Volume-specific storage issues
Problems specific to named or bind-mounted volumes, as distinct from general host disk pressure, include a volume's underlying storage backend running low on capacity independently of the host's own root filesystem, particularly relevant for volumes backed by separate, dedicated storage devices or networked storage:
docker volume inspect pgdata --format '{{ .Mountpoint }}'
df -h $(docker volume inspect pgdata --format '{{ .Mountpoint }}')
Checking disk usage specifically at a volume's actual mountpoint, rather than only at the host's root filesystem, is necessary when a volume is backed by separate storage that could be under its own independent capacity pressure even while the rest of the host has ample free space.

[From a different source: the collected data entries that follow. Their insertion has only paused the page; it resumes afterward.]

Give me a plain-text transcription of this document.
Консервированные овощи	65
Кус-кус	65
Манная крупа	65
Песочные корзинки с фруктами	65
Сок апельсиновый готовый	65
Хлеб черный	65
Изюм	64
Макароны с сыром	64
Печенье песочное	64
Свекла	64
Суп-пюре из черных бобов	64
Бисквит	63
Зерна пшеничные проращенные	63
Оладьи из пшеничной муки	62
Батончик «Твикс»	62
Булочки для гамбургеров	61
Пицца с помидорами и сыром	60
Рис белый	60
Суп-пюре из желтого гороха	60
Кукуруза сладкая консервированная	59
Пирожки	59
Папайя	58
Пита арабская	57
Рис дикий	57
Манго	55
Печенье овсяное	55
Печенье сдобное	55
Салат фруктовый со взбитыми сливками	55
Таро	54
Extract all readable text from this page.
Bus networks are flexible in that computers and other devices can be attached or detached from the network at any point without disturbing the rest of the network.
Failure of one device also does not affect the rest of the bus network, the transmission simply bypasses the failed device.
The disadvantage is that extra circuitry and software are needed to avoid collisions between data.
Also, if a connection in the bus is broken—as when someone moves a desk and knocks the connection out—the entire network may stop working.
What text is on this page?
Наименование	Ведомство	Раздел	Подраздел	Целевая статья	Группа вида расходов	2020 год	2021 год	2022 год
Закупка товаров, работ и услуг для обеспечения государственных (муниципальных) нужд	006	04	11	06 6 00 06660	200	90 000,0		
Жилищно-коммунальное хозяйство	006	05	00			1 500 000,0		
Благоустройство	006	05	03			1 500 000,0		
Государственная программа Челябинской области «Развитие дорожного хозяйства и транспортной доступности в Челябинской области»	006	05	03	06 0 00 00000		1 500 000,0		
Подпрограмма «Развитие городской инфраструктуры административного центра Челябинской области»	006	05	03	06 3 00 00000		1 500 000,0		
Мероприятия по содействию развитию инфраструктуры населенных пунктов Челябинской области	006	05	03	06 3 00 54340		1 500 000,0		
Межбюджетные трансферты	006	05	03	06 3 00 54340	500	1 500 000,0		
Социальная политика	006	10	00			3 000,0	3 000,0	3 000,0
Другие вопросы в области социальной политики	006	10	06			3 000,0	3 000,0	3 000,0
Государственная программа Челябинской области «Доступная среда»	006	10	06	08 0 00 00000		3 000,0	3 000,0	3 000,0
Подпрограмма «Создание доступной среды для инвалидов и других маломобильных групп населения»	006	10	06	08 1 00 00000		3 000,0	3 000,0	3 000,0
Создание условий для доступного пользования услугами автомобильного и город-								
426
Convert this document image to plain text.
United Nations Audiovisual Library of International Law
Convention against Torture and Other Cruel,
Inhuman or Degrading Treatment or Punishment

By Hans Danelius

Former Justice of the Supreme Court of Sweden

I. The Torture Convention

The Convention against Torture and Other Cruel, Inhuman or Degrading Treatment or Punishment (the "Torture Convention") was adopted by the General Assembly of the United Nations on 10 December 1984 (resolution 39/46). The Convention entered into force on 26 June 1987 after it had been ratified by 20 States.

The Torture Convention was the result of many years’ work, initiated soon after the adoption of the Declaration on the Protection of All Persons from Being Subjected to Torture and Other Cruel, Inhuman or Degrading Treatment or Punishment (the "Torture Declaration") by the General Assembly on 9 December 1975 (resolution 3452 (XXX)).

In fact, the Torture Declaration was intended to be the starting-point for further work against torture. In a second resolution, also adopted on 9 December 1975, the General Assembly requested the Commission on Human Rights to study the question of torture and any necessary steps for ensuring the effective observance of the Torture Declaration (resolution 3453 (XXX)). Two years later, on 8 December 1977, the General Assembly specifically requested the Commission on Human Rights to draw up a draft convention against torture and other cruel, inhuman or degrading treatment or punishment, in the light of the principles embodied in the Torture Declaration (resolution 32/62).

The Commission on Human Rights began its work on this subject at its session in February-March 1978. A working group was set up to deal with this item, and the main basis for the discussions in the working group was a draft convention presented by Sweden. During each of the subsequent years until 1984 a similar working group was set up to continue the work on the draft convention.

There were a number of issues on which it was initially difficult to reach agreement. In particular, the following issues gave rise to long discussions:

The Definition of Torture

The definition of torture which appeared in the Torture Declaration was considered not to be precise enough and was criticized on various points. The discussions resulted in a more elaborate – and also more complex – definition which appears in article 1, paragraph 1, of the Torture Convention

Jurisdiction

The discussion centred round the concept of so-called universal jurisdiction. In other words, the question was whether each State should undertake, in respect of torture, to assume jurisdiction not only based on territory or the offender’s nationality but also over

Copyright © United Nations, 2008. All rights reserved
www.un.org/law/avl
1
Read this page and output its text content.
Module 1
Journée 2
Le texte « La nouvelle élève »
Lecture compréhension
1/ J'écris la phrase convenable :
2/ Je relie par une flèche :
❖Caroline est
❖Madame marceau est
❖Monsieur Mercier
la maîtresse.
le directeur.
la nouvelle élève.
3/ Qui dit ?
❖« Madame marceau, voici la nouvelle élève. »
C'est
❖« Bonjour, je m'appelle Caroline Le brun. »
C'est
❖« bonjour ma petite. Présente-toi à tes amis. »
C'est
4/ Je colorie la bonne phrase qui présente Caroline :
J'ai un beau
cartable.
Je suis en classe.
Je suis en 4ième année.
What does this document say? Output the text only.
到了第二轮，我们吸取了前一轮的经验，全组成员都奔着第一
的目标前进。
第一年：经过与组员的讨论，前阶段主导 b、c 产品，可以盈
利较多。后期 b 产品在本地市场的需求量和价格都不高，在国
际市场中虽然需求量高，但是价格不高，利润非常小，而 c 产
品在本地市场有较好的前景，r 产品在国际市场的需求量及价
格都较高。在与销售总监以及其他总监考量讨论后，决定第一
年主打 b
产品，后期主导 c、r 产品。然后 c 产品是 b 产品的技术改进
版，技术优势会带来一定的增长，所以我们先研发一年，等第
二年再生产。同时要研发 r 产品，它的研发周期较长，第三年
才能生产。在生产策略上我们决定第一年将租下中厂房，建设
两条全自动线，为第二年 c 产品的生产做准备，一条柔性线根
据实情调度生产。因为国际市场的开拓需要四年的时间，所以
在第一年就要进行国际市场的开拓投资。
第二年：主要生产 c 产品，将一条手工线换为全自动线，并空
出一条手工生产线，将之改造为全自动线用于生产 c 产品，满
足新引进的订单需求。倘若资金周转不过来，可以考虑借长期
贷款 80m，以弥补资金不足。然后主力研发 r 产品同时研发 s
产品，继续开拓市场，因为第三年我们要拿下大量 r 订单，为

Container writable layer growth
A container that writes a substantial amount of data directly into its own writable layer, rather than to a mounted volume, can grow considerably larger over its lifetime than its base image size alone would suggest, which is worth checking directly when a specific container appears to be consuming disproportionate disk space:
docker ps -s
CONTAINER ID SIZE
3f29a8c1d8e2 1.2GB (virtual 1.4GB)
A container whose writable layer size is unexpectedly large relative to its image's own size is worth investigating for what is actually being written there, logs, temporary files, or application data that should have been directed to a volume instead, which would both control growth going forward and make that data properly persistent.
Diagnosing a sudden storage-related failure
When a previously working host suddenly begins experiencing storage-related failures with no obvious recent configuration change, checking for what specifically changed, recent image pulls, a long-running container that has been writing extensively, or a backup or log rotation process that recently stopped running, narrows down what caused the previously stable disk usage trend to suddenly cross a critical threshold:
find /var/lib/docker -mtime -1 -type f | xargs du -sh 2>/dev/null | sort -rh | head -10
Identifying the most recently modified, largest files within Docker's own data directory often points directly at whatever specific activity is responsible for a sudden change in disk usage.
Establishing routine maintenance to prevent recurrence
Rather than only addressing storage issues reactively once a host runs critically low on space, scheduling routine, automated pruning, along with monitoring and alerting on disk usage trends before they become critical, prevents the more disruptive reactive scenario from recurring:
0 2 * * 0 docker system prune -af --filter "until=168h"
A scheduled, filtered prune that only removes resources unused for longer than a week, run on a routine schedule, balances reclaiming space against the risk of removing something still in active, if infrequent, use.
Common mistakes
- Investigating an unrelated-looking failure, a build error, a container startup failure, without first checking overall host disk usage as a potential underlying cause.
- Running an aggressive
system prune --volumeswithout first understanding exactly what it will remove, risking permanent loss of data in unused but still-needed named volumes. - Checking only raw disk space usage and not inode usage, missing a less common but real cause of "no space left on device" errors despite apparently available capacity.
- Not checking disk usage at a volume's actual mountpoint when that volume is backed by separate, dedicated storage with its own independent capacity.
- Addressing storage issues only reactively after a host becomes critically low on space, rather than establishing routine, scheduled maintenance and proactive monitoring.
Storage troubleshooting starts with confirming overall host disk and inode usage, then narrowing down through docker system df's category breakdown to identify exactly what is consuming space, images, containers, volumes, or build cache, before applying the appropriately targeted cleanup, and establishing routine, scheduled maintenance prevents the same reactive crisis from recurring on a predictable cycle.